Many start-ups are finding it difficult to raise capital in the current economic climate, and as such they need to resort to other ways of getting the first employees to get the product developed and ready to sell. A common and very popular option is offering sweat equity instead of a salary. This means people are asked to dedicate their time for free, in exchange for a share in the budding business.

Sweat Equity for Business Owners

If you are a start-up owner wondering how to get money to start a business, sweat equity may sound like a great option. You get somebody to share in the risk, and you don’t need to pay them a salary! You can also count on that person giving their best, as he will be as invested on the company as you are. Getting somebody to work for sweat equity also means they are less likely to just abandon ship when something else comes up, as they would lose their investment if the venture fails. Sounds good, doesn’t it?

The reality is, however, different. Finding somebody willing to work for free in exchange for potential, future gains demands a lot of trust on your unproven business idea, and will require a lot of convincing on your side. You may need to release higher amounts of equity than expected in order to sweeten the deal, or your potential employee may ask to have a say on how the business will be run. You may also find that hiring somebody full time without a salary is nearly impossible, as people need to pay their bills. This can cause delays and increase the time it takes to get the product to market and start producing revenue.

In order to make it work, it’s important to remember that your new employee will be as much an investor as an employee, and so convincing him to take the job will require a similar strategy. You will need a business plan, market research and clear estimates of when your start-up will become profitable, and to which degree. You need to develop trust with your potential partner, and make sure your personalities are compatible: You will both be risking a lot on your enterprise, and that can cause friction if things don’t go well.

You may also find that people willing to work for sweat equity require a higher compensation in the long run that if you were just paying them a salary. You may need to offer equity equivalent to a full time salary in exchange for part time work. Generally speaking, start-ups that hire people through sweat equity reserve this for key employees that wouldn’t be affordable otherwise on a limited budget.

Sweat Equity for Employees

If you have been working on the world of IT for any extended period of time chances are somebody has already approached you about working for equity for their brand new start-up. While working on something that could be the new Facebook or Google may sound really exciting, it’s also a risk. You will be putting in a certain amount of work, in exchange for a share of the business, and depending on your contract you may have more or less input in the running of the venture.

Working for a start-up in exchange for sweat equity is challenging, but it can also be wildly profitable both in terms of pure economic rewards and your professional development. As part of a small team you will have a lot of opportunities to take decisions that will shape the product, and you may be able to experiment with cutting edge technologies that more established businesses consider too risky. If you are willing to dedicate the time it can be a great learning experience, but it’s also hard to work two jobs, one of them unpaid and you must be clear about how much time you can commit. Wear a critical hat when evaluating proposals: Many self employed job ideas sound great in principle, but won’t work when they are put in place due to inadequate market research or other fatal flaws that weren’t anticipated.

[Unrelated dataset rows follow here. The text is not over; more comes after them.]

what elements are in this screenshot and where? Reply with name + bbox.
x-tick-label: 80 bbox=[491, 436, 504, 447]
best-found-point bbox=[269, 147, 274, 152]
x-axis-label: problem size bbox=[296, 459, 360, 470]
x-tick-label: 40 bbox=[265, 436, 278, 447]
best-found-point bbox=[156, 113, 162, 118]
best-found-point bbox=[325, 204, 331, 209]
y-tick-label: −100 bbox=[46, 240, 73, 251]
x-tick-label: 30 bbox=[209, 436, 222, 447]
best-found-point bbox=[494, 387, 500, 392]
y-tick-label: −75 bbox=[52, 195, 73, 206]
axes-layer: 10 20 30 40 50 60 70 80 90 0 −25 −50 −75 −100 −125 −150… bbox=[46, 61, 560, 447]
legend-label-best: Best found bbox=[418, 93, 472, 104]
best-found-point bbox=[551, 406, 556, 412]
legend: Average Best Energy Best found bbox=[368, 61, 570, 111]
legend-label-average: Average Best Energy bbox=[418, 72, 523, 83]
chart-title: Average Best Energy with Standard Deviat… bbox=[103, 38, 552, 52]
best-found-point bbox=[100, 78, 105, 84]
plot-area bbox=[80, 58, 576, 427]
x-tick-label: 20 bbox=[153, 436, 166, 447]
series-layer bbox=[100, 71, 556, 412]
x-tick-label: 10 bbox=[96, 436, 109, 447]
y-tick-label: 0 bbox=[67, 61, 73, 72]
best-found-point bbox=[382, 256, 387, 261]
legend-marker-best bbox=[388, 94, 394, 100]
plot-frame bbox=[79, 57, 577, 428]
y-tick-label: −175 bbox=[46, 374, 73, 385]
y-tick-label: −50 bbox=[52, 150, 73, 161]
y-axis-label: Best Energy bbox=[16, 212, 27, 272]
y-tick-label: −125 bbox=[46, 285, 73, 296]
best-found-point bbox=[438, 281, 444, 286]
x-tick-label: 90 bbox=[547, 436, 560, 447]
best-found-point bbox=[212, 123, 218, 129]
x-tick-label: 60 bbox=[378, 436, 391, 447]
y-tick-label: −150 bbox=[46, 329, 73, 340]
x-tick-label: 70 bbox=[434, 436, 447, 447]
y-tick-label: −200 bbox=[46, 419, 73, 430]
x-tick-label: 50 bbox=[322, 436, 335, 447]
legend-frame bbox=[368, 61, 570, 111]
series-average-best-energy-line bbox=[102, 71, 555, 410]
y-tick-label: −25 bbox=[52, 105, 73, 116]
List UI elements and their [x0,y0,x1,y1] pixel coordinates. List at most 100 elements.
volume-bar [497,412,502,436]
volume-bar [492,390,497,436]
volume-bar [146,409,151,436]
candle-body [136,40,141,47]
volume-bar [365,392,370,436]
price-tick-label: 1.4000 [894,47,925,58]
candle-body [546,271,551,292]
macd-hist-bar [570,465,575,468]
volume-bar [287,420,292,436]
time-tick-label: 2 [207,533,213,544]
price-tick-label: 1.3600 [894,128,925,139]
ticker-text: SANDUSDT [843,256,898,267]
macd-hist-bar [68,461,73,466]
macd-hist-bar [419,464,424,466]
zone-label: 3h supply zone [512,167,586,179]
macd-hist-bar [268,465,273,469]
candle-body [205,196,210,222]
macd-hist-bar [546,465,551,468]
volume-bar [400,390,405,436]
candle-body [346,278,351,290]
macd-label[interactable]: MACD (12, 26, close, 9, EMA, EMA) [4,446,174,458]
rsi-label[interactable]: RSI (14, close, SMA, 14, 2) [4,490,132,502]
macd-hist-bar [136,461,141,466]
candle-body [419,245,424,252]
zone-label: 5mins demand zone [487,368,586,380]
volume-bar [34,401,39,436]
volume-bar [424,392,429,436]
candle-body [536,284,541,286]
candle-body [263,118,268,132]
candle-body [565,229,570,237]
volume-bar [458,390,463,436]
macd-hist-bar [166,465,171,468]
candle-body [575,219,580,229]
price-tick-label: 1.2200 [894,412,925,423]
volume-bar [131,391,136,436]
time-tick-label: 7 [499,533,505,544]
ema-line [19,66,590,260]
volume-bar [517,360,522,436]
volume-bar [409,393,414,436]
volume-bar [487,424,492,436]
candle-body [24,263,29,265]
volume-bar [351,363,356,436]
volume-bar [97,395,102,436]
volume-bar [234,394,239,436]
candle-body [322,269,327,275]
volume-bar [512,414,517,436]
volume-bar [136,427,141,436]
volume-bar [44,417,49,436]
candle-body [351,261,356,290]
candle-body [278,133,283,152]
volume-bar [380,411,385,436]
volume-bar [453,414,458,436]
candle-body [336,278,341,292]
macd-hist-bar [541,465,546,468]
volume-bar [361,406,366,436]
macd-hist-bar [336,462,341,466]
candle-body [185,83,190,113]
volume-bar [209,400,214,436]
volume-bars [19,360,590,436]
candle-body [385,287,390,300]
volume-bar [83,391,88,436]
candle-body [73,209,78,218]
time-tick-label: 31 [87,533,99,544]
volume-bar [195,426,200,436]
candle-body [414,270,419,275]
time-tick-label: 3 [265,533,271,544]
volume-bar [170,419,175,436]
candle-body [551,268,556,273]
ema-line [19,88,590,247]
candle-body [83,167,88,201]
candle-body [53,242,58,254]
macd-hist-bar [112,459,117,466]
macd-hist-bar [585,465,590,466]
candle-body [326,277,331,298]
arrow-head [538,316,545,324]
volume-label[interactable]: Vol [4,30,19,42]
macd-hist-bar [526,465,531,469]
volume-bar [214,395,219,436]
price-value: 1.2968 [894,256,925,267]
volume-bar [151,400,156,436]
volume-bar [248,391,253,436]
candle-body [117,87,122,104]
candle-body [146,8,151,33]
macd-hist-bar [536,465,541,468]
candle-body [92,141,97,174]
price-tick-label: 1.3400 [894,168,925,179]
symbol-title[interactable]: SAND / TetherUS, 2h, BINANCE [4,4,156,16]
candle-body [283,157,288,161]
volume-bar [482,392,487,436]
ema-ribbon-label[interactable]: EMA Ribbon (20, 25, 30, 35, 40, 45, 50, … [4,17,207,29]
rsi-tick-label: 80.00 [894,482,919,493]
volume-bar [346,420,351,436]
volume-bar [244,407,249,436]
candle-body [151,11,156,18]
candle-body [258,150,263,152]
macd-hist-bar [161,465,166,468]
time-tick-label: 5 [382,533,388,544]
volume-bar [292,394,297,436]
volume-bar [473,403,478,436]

As somebody working wholly or partially for sweat equity you are investing on the company, and as such you will be even more motivated to work at your best and make sure it is a great success. However, this can also take its toll if you feel that your efforts are being blocked by other elements of the business. In order to successfully work for sweat equity you need to trust the other members of the team and the business model, so avoid committing yourself fully before having all your questions answered and ensuring that you believe 100% on the project and the people involved.

Sweat Equity for Everybody

One of the most important things you need to keep in mind when entering a sweat equity contract is that it has great potential for disagreement, and disagreements can be extremely disruptive if you are a small start-up with a few key employees. So it’s worth spelling everything out, including what is expected of each party in terms of both time contribution and decision power. This way nobody will feel that their investment is going down the drain because of bad business decisions they have no control over, or because a key player is not pulling his weight.

It’s also important to be clear about the way the sweat equity will translate into actual money. Are you talking about stock options, or real equity? What happens if the person working for it decides to sell his shares to somebody else? All those questions and more are better suited to be answered by a lawyer, so make sure to put in place a good contract revised by an attorney to ensure everything is crystal clear from the start.

Most people considering working on a start-up at no salary will demand to see confidential information such as detailed business plans, market research and proof that the new business has an edge over existing competitors. To avoid problems on both sides an NDA or non-disclosure agreement will be helpful. While sketching things up while having a coffee sounds great, a sweat equity agreement is every bit as serious as any other investment and all the legal safeguards should be in place to protect both the entrepreneur and the employee.